DNA metabarcode amplification for fish detection
We followed the same procedures
used by Bessey et al. (2021). One-step quantitative polymerase chain
reactions (qPCR) were performed in duplicate for each sample using 2 µL
of extracted DNA and a mitochondrial DNA 16S rDNA universal primer set
targeting fish taxa (16SF/D
5ʹ GACCCTATGGAGCTTTAGAC 3ʹ and 16S2R-degenerate 5ʹ
CGCTGTTATCCCTADRGTAACT 3ʹ; Berry et al. 2017, Deagle et al. 2007), with
the addition of fusion tag primers unique to each sample that included
Illumina P5 and P7 adaptors. A single round of qPCR was performed in a
dedicated PCR laboratory. Quantitative PCR reagents were combined in a
dedicated clean room and included 5 μL AllTaq PCR Buffer (QIAGEN; Venlo,
Netherlands), 0.5 μL AllTaq DNA Polymerase, 0.5 μL dNTPs (10 mM), 1.0 μL
Ultra BSA (500 μg/μL), SYBR Green I (10 units/μL), 0.5 μL forward primer
(20 μM) and 5.0 μL reverse primer (20 μM) , 2 μL of DNA and
Ultrapure™Distilled Water (Life Technologies) made up to 25 μL total
volume. Mastermix was dispensed manually and qPCR was performed on a
CFX96 Touch™ Real-Time PCR Detection System (Bio-Rad, California, USA)
using the following conditions: initial denaturation at 95°C for 5 min,
followed by 40 cycles of 30 s at 95°C, 30 s at the primer annealing
temperature 54°C, and 45 s at 72°C, with a final extension for 10 min at
72°C. All duplicate qPCR products from the same subsample were combined
prior to library pooling. The mean Cq value from qPCR duplicates was
used as an indication of initial DNA copy number. A sequencing library
was made by pooling amplicons into equimolar ratios based on qPCR Ct
values and sequenced on an Illumina Miseq platform (Illumina; San Diego,
USA). The libraries were size selected using a Pippin Prep (Sage
Science, Beverly, USA) and purified using the Qiaquick PCR Purification
Kit (Qiagen; Venlo, Netherlands). The volume of purified library added
to the sequencing run was determined by quantifying the concentration
(Murray et al. 2015) using a Qubit 4 fluorometer (ThermoFisher
Scientific). The library was unidirectionally sequenced using a 300
cycle MiSeq® V2 Reagent Kit and standard flow cell.

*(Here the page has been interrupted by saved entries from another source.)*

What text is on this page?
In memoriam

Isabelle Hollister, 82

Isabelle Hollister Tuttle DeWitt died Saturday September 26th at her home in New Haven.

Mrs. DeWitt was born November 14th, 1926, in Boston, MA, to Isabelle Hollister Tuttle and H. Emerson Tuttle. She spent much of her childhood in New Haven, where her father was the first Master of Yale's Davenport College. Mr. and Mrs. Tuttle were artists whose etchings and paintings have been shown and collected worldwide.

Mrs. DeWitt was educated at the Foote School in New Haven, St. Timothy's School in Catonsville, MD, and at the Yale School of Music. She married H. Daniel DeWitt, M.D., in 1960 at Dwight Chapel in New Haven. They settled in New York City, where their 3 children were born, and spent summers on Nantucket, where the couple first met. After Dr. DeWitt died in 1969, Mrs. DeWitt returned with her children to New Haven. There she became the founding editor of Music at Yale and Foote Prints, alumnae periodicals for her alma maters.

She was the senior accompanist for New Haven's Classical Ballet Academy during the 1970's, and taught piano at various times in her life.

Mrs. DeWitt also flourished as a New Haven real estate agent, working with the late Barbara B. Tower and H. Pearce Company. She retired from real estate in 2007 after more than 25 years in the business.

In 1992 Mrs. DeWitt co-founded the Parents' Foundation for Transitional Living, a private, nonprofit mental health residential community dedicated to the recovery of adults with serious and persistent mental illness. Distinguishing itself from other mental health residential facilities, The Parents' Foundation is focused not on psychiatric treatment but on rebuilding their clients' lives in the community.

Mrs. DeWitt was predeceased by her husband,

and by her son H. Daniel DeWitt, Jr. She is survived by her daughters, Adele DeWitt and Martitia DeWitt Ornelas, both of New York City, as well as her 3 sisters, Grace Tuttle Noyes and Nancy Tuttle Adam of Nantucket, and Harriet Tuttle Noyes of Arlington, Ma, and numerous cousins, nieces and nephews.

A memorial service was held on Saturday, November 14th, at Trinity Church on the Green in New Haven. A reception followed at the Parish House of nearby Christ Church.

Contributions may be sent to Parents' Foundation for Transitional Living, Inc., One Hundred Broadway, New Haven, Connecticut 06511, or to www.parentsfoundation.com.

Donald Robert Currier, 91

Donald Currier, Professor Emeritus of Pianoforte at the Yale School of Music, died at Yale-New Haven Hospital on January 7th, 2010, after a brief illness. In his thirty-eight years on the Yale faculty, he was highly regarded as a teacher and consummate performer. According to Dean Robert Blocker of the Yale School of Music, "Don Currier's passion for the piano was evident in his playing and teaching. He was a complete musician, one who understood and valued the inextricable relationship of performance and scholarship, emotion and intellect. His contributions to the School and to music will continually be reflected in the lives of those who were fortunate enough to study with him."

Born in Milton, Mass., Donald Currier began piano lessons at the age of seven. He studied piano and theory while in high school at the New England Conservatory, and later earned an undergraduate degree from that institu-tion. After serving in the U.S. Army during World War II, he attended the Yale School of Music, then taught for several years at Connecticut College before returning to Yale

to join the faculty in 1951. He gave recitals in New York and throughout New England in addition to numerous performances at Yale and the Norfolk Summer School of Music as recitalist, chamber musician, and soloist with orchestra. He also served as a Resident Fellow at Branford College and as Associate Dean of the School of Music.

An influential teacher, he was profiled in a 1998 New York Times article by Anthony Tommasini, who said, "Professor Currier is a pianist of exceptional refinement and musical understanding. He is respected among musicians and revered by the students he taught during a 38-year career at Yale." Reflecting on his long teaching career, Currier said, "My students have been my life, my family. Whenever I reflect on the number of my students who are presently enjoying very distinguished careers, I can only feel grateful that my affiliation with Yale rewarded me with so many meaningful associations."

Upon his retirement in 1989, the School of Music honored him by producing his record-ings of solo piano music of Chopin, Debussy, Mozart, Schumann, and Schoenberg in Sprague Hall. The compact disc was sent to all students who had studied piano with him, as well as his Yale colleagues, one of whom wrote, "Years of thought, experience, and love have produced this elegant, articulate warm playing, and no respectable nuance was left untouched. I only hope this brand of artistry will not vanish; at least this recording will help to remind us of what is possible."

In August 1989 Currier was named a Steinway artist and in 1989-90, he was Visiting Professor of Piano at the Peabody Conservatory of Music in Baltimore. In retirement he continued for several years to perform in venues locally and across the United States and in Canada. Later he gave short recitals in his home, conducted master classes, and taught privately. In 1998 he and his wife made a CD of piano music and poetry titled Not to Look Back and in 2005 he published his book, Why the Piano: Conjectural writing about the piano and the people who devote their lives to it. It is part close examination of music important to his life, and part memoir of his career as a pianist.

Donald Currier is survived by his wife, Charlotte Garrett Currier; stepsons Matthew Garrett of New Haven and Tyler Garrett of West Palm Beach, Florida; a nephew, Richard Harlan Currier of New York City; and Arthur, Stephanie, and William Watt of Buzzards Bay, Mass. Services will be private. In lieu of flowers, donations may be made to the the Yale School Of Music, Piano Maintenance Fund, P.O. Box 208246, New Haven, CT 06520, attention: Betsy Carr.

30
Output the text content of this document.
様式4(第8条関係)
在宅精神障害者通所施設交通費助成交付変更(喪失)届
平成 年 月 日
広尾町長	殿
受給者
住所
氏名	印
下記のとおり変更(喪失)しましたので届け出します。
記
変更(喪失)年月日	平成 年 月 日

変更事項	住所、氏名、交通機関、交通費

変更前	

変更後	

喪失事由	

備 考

PCR plates included blank laboratory extraction controls (extraction
reagents used with no DNA template), PCR negative controls (2 μL of DI
water used rather than DNA template) and positive controls (dhufish;Glaucosoma hebraicum and swordfish; Xiphias gladius ).
Dhufish inhabit the mesocosm, whereas swordfish do not, so the latter
was a more appropriate positive control. No negative control (extraction
or PCR) contained more than 17 reads, with the maximum number of reads
per fish species being four. Therefore, we used a detection rate of
greater than five sequences to classify something as a positive
detection. All positive controls amplified multiple reads identifying
dhufish and swordfish with 100% identity. Swordfish was not detected in
any sample except for our positive PCR control.